11 équipiers à bord, dont 8 flanqués de trapèze, au rappel sur d’imposantes échelles. Le nouveau bolide lémanique n’a qu’une seule obsession à l’origine de son cahier des charges : augmenter
le moment de redressement. Sans prétendre défier les lois de la physique, il s’accommode de ses principes pour les convertir en vitesse.

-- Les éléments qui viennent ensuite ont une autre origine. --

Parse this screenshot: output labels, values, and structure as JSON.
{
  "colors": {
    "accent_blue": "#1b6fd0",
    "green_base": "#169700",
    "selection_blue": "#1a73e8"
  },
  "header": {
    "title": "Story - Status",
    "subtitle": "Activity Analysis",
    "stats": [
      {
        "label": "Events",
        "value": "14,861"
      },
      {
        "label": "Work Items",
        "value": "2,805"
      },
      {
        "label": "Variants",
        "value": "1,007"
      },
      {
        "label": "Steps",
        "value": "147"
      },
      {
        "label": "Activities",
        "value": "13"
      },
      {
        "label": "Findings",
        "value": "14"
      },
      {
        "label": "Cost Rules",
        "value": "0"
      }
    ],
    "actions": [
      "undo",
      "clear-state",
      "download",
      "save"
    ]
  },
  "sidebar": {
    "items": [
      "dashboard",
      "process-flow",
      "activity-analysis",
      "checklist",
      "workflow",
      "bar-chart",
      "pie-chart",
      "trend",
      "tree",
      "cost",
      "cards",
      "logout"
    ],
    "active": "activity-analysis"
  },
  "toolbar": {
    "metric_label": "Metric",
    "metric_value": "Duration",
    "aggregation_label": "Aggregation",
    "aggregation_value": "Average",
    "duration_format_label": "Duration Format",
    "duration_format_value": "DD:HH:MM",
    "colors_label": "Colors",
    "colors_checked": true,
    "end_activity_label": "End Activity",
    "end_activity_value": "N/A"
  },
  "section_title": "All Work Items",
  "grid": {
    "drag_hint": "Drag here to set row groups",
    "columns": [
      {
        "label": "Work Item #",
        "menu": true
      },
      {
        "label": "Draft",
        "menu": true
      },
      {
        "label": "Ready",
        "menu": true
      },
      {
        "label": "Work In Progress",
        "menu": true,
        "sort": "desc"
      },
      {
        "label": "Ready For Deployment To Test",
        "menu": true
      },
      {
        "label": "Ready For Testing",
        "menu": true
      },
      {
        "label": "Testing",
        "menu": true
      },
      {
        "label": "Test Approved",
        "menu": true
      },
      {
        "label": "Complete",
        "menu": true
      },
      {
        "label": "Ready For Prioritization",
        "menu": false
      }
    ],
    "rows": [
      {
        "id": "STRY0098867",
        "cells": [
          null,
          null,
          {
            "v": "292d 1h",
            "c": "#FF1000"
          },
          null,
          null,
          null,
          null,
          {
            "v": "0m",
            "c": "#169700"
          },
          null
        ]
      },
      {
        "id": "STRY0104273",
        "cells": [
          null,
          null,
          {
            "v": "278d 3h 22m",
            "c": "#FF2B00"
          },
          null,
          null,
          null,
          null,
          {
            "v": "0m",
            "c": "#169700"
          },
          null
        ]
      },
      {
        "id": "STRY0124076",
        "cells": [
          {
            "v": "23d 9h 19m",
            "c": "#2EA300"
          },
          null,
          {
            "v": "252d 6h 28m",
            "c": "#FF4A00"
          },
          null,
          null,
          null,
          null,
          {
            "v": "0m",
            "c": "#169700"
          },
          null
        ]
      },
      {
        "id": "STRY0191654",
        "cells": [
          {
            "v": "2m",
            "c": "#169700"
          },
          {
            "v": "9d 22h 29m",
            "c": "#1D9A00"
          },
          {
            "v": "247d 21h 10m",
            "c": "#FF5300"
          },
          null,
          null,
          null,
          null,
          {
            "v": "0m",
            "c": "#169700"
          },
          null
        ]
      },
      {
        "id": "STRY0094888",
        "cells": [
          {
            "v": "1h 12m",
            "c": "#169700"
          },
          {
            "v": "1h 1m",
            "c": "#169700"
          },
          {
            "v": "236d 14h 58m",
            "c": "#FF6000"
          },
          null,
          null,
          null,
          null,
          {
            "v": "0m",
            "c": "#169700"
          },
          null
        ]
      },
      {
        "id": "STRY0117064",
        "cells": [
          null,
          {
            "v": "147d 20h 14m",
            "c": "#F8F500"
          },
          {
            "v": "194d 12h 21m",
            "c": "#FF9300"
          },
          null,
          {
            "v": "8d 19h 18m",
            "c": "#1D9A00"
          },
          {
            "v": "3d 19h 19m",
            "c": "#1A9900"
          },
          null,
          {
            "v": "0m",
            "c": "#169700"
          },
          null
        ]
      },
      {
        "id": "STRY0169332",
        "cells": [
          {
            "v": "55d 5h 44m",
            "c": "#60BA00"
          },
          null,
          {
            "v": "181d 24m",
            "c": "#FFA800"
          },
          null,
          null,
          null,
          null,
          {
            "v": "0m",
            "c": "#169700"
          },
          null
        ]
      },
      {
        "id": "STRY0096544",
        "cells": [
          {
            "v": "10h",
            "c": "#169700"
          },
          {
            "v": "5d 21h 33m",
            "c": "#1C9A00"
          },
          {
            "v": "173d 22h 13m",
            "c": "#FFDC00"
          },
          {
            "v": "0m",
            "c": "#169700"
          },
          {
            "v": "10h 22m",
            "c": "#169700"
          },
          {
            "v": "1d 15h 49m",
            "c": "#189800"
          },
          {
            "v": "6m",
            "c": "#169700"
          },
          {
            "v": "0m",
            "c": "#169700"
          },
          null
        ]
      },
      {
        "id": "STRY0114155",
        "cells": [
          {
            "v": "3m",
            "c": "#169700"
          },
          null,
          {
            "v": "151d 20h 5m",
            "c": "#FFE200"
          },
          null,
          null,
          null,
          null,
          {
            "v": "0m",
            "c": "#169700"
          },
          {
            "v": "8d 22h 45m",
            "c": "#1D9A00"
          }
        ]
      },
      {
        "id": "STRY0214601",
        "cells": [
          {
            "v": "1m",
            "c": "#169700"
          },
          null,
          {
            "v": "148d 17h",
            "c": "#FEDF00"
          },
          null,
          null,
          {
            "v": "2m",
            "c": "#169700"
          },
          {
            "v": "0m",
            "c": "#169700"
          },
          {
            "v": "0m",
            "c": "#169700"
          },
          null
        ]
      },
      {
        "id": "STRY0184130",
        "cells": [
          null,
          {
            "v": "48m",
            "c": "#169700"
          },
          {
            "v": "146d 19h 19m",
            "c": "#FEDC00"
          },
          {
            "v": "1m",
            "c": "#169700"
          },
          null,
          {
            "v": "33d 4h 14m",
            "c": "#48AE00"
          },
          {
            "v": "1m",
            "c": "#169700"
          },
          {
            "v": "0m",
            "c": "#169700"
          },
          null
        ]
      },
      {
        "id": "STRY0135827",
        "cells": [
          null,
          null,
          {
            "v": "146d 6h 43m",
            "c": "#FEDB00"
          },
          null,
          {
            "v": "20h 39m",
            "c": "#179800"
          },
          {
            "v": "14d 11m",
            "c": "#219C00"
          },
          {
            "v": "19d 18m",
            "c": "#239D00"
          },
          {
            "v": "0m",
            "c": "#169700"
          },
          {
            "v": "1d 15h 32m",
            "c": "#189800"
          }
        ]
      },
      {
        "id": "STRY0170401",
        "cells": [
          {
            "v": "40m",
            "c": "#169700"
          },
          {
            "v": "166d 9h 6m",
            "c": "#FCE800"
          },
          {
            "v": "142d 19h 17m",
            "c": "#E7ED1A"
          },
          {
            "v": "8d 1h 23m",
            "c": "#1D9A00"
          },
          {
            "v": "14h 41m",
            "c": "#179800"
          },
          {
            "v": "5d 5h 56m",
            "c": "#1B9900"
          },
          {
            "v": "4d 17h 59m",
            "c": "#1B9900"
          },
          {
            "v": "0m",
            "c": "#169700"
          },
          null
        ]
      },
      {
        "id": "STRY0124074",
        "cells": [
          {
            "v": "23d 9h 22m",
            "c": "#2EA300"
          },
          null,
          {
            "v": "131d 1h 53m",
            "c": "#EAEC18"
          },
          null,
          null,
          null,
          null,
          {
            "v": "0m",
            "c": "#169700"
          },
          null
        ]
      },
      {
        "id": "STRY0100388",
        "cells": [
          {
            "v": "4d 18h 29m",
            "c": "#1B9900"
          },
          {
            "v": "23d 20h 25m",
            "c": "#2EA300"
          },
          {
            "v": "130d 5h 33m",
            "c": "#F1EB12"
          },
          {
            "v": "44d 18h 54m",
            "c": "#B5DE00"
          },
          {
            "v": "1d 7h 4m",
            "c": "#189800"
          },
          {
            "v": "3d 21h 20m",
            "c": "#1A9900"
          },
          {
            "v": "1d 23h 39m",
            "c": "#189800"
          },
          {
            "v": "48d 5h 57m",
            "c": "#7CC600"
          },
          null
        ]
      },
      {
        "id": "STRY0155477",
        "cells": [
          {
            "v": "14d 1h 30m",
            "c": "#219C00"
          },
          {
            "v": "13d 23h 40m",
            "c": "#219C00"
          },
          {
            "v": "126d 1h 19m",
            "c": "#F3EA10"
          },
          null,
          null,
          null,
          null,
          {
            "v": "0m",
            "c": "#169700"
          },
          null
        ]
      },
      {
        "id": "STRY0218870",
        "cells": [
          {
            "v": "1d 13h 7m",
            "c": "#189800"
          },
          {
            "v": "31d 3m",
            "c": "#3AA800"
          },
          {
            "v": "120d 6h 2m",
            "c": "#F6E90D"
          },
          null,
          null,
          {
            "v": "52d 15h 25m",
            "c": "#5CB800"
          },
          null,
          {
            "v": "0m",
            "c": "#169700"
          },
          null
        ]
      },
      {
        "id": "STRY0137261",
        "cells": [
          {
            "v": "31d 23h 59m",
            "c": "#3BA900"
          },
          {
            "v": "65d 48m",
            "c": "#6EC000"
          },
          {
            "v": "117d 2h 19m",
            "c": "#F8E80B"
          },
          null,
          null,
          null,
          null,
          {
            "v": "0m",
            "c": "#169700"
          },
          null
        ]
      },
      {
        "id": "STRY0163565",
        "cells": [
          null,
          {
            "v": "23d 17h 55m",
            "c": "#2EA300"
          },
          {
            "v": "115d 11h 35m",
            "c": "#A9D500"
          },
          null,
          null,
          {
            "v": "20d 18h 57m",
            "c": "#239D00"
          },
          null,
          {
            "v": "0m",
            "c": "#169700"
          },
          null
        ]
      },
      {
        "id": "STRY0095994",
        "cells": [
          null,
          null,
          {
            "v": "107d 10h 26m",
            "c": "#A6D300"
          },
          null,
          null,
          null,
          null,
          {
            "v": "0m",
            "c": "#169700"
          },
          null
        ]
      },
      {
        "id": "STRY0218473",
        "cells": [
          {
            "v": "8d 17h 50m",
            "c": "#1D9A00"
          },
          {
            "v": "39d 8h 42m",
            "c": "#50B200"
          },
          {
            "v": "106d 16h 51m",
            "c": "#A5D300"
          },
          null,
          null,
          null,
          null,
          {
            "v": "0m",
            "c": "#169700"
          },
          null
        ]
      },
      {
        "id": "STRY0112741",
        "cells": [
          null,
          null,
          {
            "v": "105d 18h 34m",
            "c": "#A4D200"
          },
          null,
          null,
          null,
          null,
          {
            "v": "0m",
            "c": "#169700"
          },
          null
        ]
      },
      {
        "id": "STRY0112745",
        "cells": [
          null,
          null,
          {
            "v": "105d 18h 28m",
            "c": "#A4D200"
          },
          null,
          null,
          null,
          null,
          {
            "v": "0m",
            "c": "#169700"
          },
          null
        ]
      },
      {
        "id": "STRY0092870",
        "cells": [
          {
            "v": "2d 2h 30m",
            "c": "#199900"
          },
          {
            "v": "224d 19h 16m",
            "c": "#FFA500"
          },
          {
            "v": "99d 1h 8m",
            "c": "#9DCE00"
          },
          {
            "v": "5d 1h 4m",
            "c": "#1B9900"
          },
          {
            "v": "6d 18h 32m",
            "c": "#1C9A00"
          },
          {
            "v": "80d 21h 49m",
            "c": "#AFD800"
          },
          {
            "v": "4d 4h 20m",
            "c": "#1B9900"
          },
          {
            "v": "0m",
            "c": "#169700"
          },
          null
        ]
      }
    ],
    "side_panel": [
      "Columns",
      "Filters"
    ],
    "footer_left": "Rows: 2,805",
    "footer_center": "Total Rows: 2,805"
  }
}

Pesant 1,9 tonne – tout équipé –, ce poids plume
possède une grand-voile de 95 m2 et une quille basculante de 650 kg. Grâce au bon placement des poids, il navigue plus vite que le vent. Lors de notre essai, nous avons constaté des vitesses
au près de 1 à 1,5 nœuds supérieures au vent réel, par 7 nœuds de vent. Véritable prouesse architecturale, le K2 repousse les limites des efforts structurels. Plus léger qu’un Toucan, ce 47 pieds est étonnamment sage et stable. «Nous voulions que notre bateau soit autoredressable en cas de dessalage et qu’il puisse être amarré dans une place de port, ce qui n’est pas le cas de notre concurrent direct, Raffica », explique Philippe de Weck. Un atout de taille, notamment pour permettre à un équipage constitué de nombreux amateurs de s’entraîner régulièremLement. Lors de notre passage à son bord, l’équipage n’en était qu’à sa dixième navigation et c’est dire si la phase d’apprentissage sur un tel support joue un rôle clé. Depuis plusieurs semaines, quantité de données ont été récoltées afin de bâtir des polaires empiriques du bateau. Bourré de capteurs de charge, chaque élément du K2 est monitoré afin de mesurer l’ensemble des efforts sur la structure. Les modes de navigation et les crossovers entre les différentes voiles sont quant à eux soigneusement scrutés par les professionnels naviguant à son bord, notamment le voilier de chez North Sails Michel Vaucher et le project manager Jean-Pierre de Siebenthal.

Idée-force

«Je voulais apporter quelque chose de neuf au monde de la voile, confie Philippe de Weck. J’ai donc imaginé un système de foils de type DSS placé au niveau des échelles.» On retrouve effectivement sur chaque échelle d’imposants foils, installés à trois mètres du centre de poussée vélique, censés contribuer à augmenter le moment de redressement du navire et non
à voler. Ce bateau, 100% archimédien, pourrait encore prétendre accroître sa vitesse sous certaines allures de 1 à 2 nœuds grâce à cette idée d’avantgarde. Reste encore à tester et à fiabiliser le système en prenant en compte que chacun de ces appendices génère une force de poussée verticale non négligeable sur les échelles ! Avec ou sans ses foils, le K2 a sans conteste
le potentiel de dominer la scène lémanique des monocoques pendant un certain temps, à moins que d’autres passionnés à la recherche d’un projet architectural un peu fou n’aient pour ambition de lui voler la vedette.